BGT kritisiert die vertagte Bundesratsentscheidung

Der Bundesrat hat vergangenen Freitag das Gesetz zur Angehörigenvertretung und Vergütungserhöhung für Betreuerinnen und Betreuer von der Tagesordnung genommen. Eine Entscheidung über die Anhebung der Betreuervergütung ist damit  auf unbestimmte Zeit verschoben.

Der Betreuungsgerichtstag (BGT) sieht das System der Betreuungsvereine durch das Vorgehen des Bundesrates hochgradig gefährdet.

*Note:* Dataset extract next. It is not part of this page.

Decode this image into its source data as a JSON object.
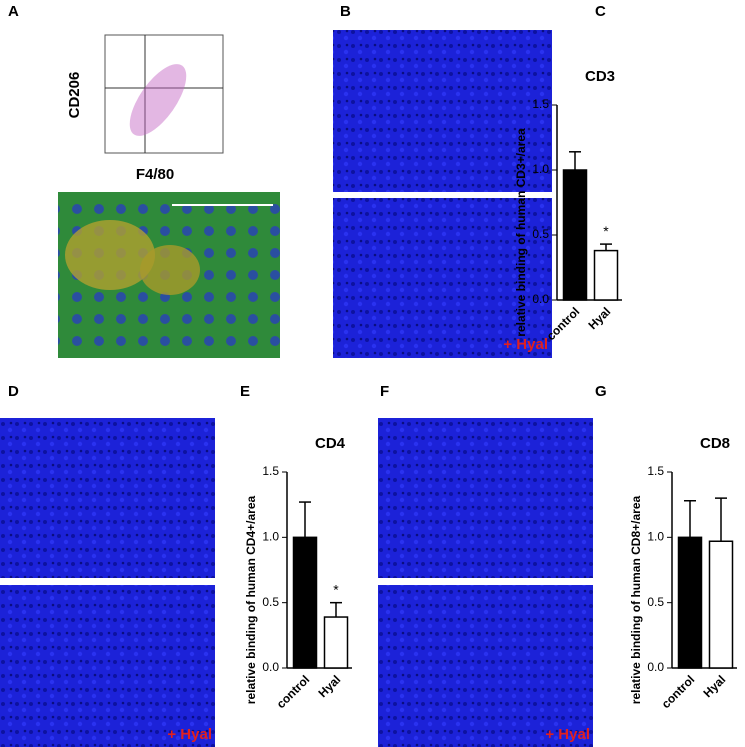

Peter Winterstein (Vorsitzender des BGT) befürchtet die Schließung zahlreicher Betreuungsvereine deren finanzielle Grundlage nicht länger gesichert ist.

Seit 2005 sind die Stundensätze für beruflich tätige Betreuerinnen und Betreuer nicht mehr angehoben worden. Die Löhne haben sich im gleichen Zeitraum um knapp 30 Prozent erhöht, heißt es in einer Pressemitteilung des BGT. Die mit dem Gesetz angestrebte Anhebung der Stundensätze um 15 Prozent ist somit nicht einmal ausreichend, die tariflich bedingte Lohnentwicklung auszugleichen.

Soll das Gesetz doch noch in der laufenden Legislaturperiode verabschiedet werden, müssten „die Länder ihre Haltung grundlegend ändern und nicht Finanzstreitigkeiten mit dem Bund zulasten der seit 25 Jahren entwickelten Strukturen des örtlichen Betreuungswesens und der anvertrauten Menschen austragen“, so der BGT.